The temperature of the soil within the active layer controls the rates of both nitrogen mineralization and uptake by plants. The constant freezing and thawing of the active layer also causes cryoturbation, which is the churning and mixing of the soil. This can bring deeper, nutrient-poor soil to the surface and bury organic matter, further influencing the distribution and availability of nitrogen. In tundra ecosystems with intact permafrost, the nitrogen cycle is often described as “closed” because there is very little loss of nitrogen from the system.

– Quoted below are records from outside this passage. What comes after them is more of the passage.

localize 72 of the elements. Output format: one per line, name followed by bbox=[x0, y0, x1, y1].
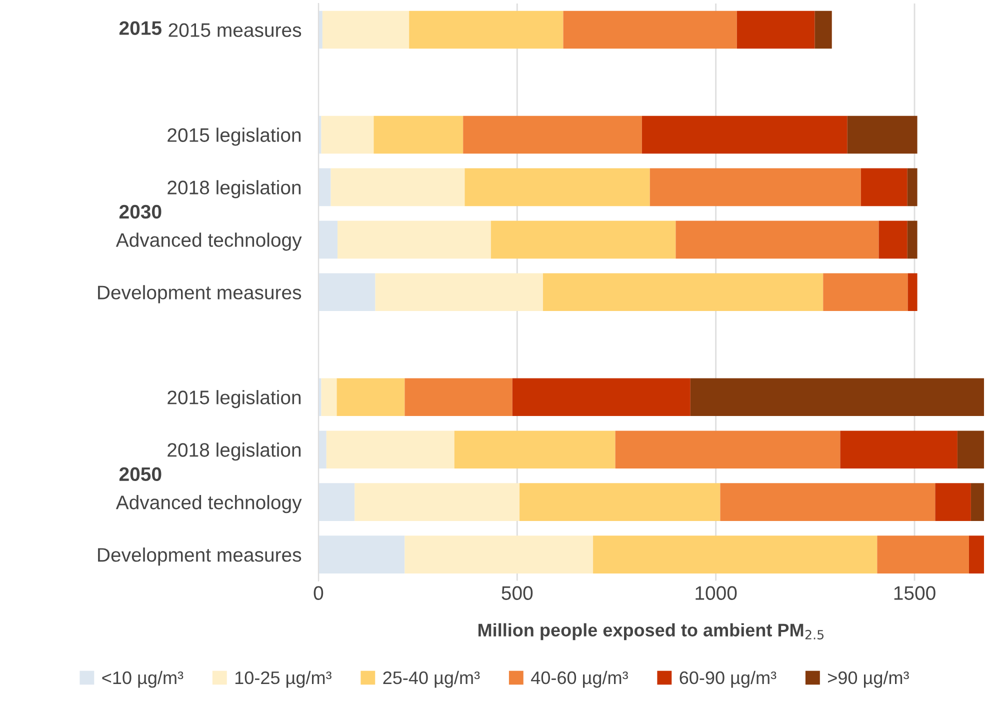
text: 2015 bbox=[119, 21, 162, 35]
bar bbox=[454, 430, 616, 468]
bar bbox=[338, 220, 491, 259]
text: 2050 bbox=[119, 467, 162, 482]
bar bbox=[404, 378, 512, 416]
y-tick-label: 2015 measures bbox=[168, 23, 302, 37]
y-tick-label: 2018 legislation bbox=[168, 442, 301, 461]
y-tick-label: Advanced technology bbox=[116, 232, 302, 251]
bar bbox=[463, 116, 642, 154]
legend-label: 10-25 µg/m³ bbox=[235, 670, 332, 688]
bar bbox=[336, 378, 405, 416]
bar bbox=[512, 378, 690, 416]
bar bbox=[840, 430, 958, 468]
bar bbox=[318, 536, 405, 574]
y-tick-label: 2018 legislation bbox=[168, 180, 301, 198]
bar bbox=[690, 378, 984, 416]
bar bbox=[318, 430, 326, 468]
bar bbox=[318, 483, 355, 521]
x-tick-label: 1500 bbox=[894, 586, 936, 600]
bar bbox=[968, 536, 984, 574]
bar bbox=[877, 536, 969, 574]
legend-label: 60-90 µg/m³ bbox=[680, 670, 776, 688]
bar bbox=[907, 168, 918, 206]
y-tick-label: Development measures bbox=[98, 548, 302, 566]
bar bbox=[318, 168, 331, 206]
bar bbox=[957, 430, 984, 468]
bar bbox=[860, 168, 908, 206]
bar bbox=[847, 116, 918, 154]
bar bbox=[935, 483, 971, 521]
bar bbox=[650, 168, 861, 206]
legend-label: >90 µg/m³ bbox=[828, 670, 909, 688]
bar bbox=[615, 430, 840, 468]
bar bbox=[322, 10, 410, 49]
y-tick-label: Advanced technology bbox=[116, 495, 302, 514]
x-tick-label: 1000 bbox=[696, 586, 737, 600]
bar bbox=[354, 483, 520, 521]
y-tick-label: Development measures bbox=[98, 285, 302, 304]
bar bbox=[330, 168, 465, 206]
bar bbox=[908, 273, 918, 312]
text: 2030 bbox=[119, 204, 162, 219]
bar bbox=[593, 536, 878, 574]
y-tick-label: 2015 legislation bbox=[168, 128, 301, 146]
legend-label: 40-60 µg/m³ bbox=[531, 670, 628, 688]
bar bbox=[318, 220, 338, 259]
bar bbox=[907, 220, 918, 259]
x-tick-label: 500 bbox=[502, 586, 533, 600]
x-axis-title: Million people exposed to ambient PM$_{2.5}$ bbox=[478, 623, 824, 640]
legend-label: 25-40 µg/m³ bbox=[383, 670, 480, 688]
bar bbox=[563, 10, 737, 49]
bar bbox=[642, 116, 848, 154]
bar bbox=[490, 220, 676, 259]
legend-label: <10 µg/m³ bbox=[102, 670, 184, 688]
bar bbox=[321, 116, 374, 154]
bar bbox=[676, 220, 879, 259]
bar bbox=[374, 116, 464, 154]
y-tick-label: 2015 legislation bbox=[168, 390, 301, 408]
bar bbox=[326, 430, 454, 468]
bar bbox=[520, 483, 720, 521]
bar bbox=[970, 483, 984, 521]
bar bbox=[542, 273, 824, 312]
bar bbox=[409, 10, 564, 49]
x-tick-label: 0 bbox=[314, 586, 324, 600]
bar bbox=[375, 273, 543, 312]
bar bbox=[720, 483, 936, 521]
bar bbox=[814, 10, 832, 49]
bar bbox=[321, 378, 337, 416]
bar bbox=[878, 220, 908, 259]
bar bbox=[736, 10, 815, 49]
bar bbox=[823, 273, 908, 312]
bar bbox=[318, 273, 376, 312]
bar bbox=[464, 168, 650, 206]
bar bbox=[404, 536, 594, 574]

Nitrogen Cycling in a Warming Tundra
The tundra is warming at a faster rate than the rest of the planet. Rising temperatures are causing the active layer to deepen and the permafrost to thaw, unlocking previously frozen organic matter. This exposes the stored nitrogen to microbial decomposition, increasing the amount of available nitrogen in the soil. This process can act as a fertilizer, stimulating plant growth and leading to a “greening” of the tundra as vegetation becomes more productive.
This influx of nitrogen may not be entirely beneficial. The release of nitrogen from thawing permafrost may exceed the capacity of plants and microbes to absorb it, leading to an “opening” of the nitrogen cycle. Excess nitrogen can be lost through leaching into rivers and lakes, or it can be converted by microbes into nitrous oxide, a potent greenhouse gas. Changes in plant communities, such as the increasing dominance of shrubs, can also alter the dynamics of nitrogen cycling and carbon storage in a warming tundra.